If convention planners do move in this direction, it will undoubtedly spur complaints that Team Biden and other Democratic wire-pullers are suppressing dissent in order to paper over very real internal party differences over U.S. support for Israel’s war in Gaza. Indeed, those complainers might include the progressive mayor of the host city, Brandon Johnson, who has been jockeying with Illinois governor J.B. Pritzker and national law-enforcement and political figures for control over preparations, as Politico notes:
“’If there’s any mayor that understands the value of protest and demonstration, it’s me,’ Johnson told reporters earlier this week at a groundbreaking, dismissing a question about Sen. Dick Durbin’s (D-Ill.) concerns over unrest in the city during the convention. Johnson said, ‘Without protests and real demands of a government, people of color and women do not have a place in society.’”
What these disputes over parade permits and demonstration sites may obscure, however, is the extent to which the old-school convention staging that protesters crave had already become painfully obsolete before the pandemic conditions of 2020 made junking them obligatory. Comparisons to the 1968 Democratic convention should suffice to make it clear how very much has changed since then in ways that make a three-to-four-day live event with debates and deliberations absurd.
In 1968, there was still some doubt eventual nominee Hubert H. Humphrey (who did not enter a single presidential primary) would win the prize when the opening gavel fell, and many delegates and delegations were free to push the party in a different direction. Three other active candidates (including future Democratic nominee George McGovern) had their names placed in nomination. In 2024, every delegate will be either a product of the primaries (all won by Biden other than in American Samoa) or an ex officio delegate from the Democratic Establishment (i.e., membership in the DNC or in major elected office). All but six delegates will likely be pledged to Biden. The rituals of nomination speeches and roll-call votes are entirely empty beyond their value as Biden infomercials, like the entire convention itself.
An emotional high point of the 1968 convention that connected the convention hall with the protests on the street was the intense debate over competing Vietnam planks. When the antiwar plank lost, the New York delegation put on black armbands and sang “We Shall Overcome” as cameras whirred. Nowadays, platform disputes rarely occur, and when they do, they are invariably resolved before the convention, with the presumptive nominee determining the outcome.
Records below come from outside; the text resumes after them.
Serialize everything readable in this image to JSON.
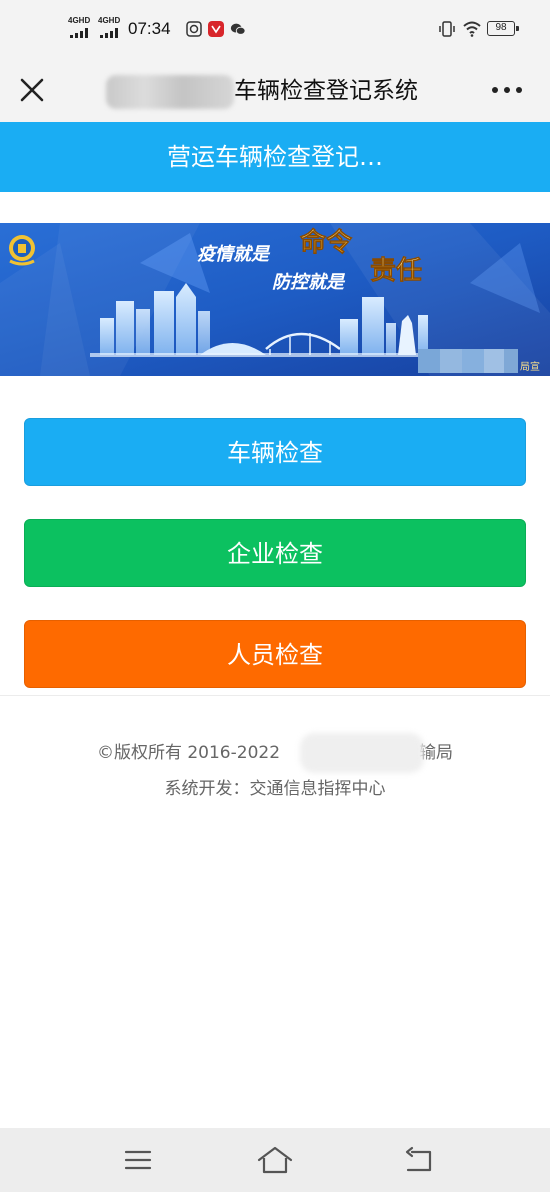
{
  "status_bar": {
    "network1": "4GHD",
    "network2": "4GHD",
    "time": "07:34",
    "battery": "98"
  },
  "title_bar": {
    "title_visible": "车辆检查登记系统"
  },
  "header": {
    "title": "营运车辆检查登记…"
  },
  "banner": {
    "line1_prefix": "疫情就是",
    "line1_highlight": "命令",
    "line2_prefix": "防控就是",
    "line2_highlight": "责任",
    "corner_text": "局宣"
  },
  "buttons": {
    "vehicle_check": "车辆检查",
    "company_check": "企业检查",
    "staff_check": "人员检查"
  },
  "footer": {
    "copyright": "©版权所有 2016-2022",
    "copyright_suffix": "运输局",
    "developer": "系统开发：交通信息指挥中心"
  },
  "colors": {
    "header_blue": "#1aadf3",
    "green": "#0cc160",
    "orange": "#fe6a00"
  }
}
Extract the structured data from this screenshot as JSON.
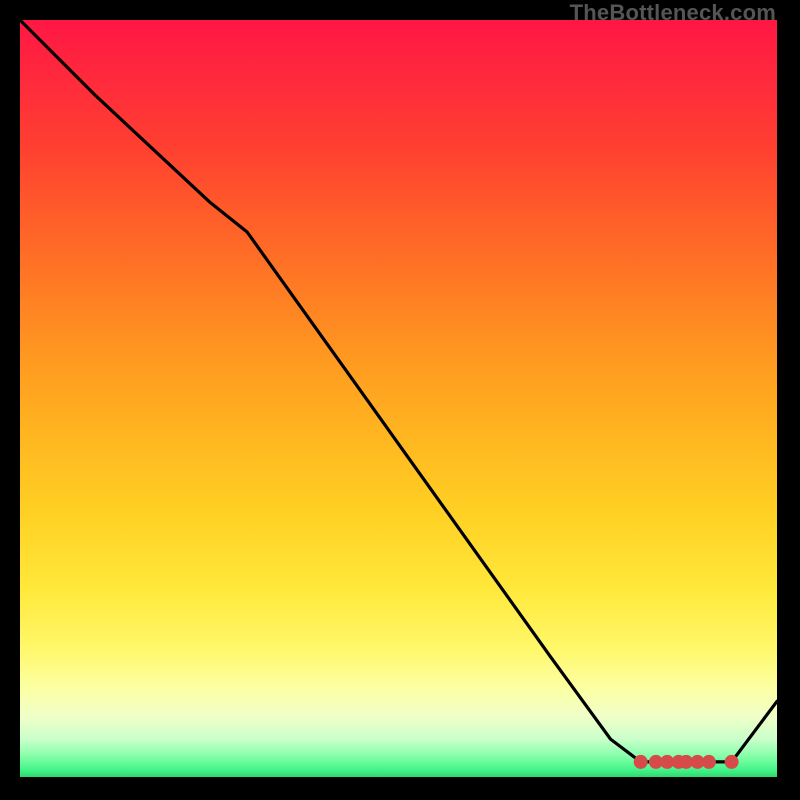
{
  "watermark": "TheBottleneck.com",
  "colors": {
    "line": "#000000",
    "marker_stroke": "#d64a4a",
    "marker_fill": "#d64a4a"
  },
  "chart_data": {
    "type": "line",
    "title": "",
    "xlabel": "",
    "ylabel": "",
    "xlim": [
      0,
      100
    ],
    "ylim": [
      0,
      100
    ],
    "x": [
      0,
      10,
      25,
      30,
      40,
      50,
      60,
      70,
      78,
      82,
      86,
      90,
      94,
      100
    ],
    "y": [
      100,
      90,
      76,
      72,
      58,
      44,
      30,
      16,
      5,
      2,
      2,
      2,
      2,
      10
    ],
    "markers_x": [
      82,
      84,
      85.5,
      87,
      88,
      89.5,
      91,
      94
    ],
    "markers_y": [
      2,
      2,
      2,
      2,
      2,
      2,
      2,
      2
    ]
  }
}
And finally, the 1968 Democratic convention was among the last to be given “gavel-to-gavel coverage” by what were then three dominant broadcast television networks. Now, coverage of conventions is widely dispersed among media and mostly very condensed. There’s simply very little news value in prefab “deliberations” that aren’t deliberative at all.
So if the Hamas attacks of October 7, the Israeli invasion of Gaza, and U.S. support for Israel’s conduct of the war had never happened, Democrats would have been fully justified in refusing to go back to a pre-pandemic model of conventions that no longer make any sense. Indeed, some of us publicly hoped that conventions as we knew them would die a natural death once Democrats made the leap to a purely artificial, made-for-TV event that wasn’t held at all in the supposed host city of Milwaukee. Now, thanks to the struggle for and against the right to protest at the DNC, we could, ironically, see young antiwar protesters champion a return to the baby-boomer era of national political conventions, even as Old Joe Biden and his team try to move things along into the present and future.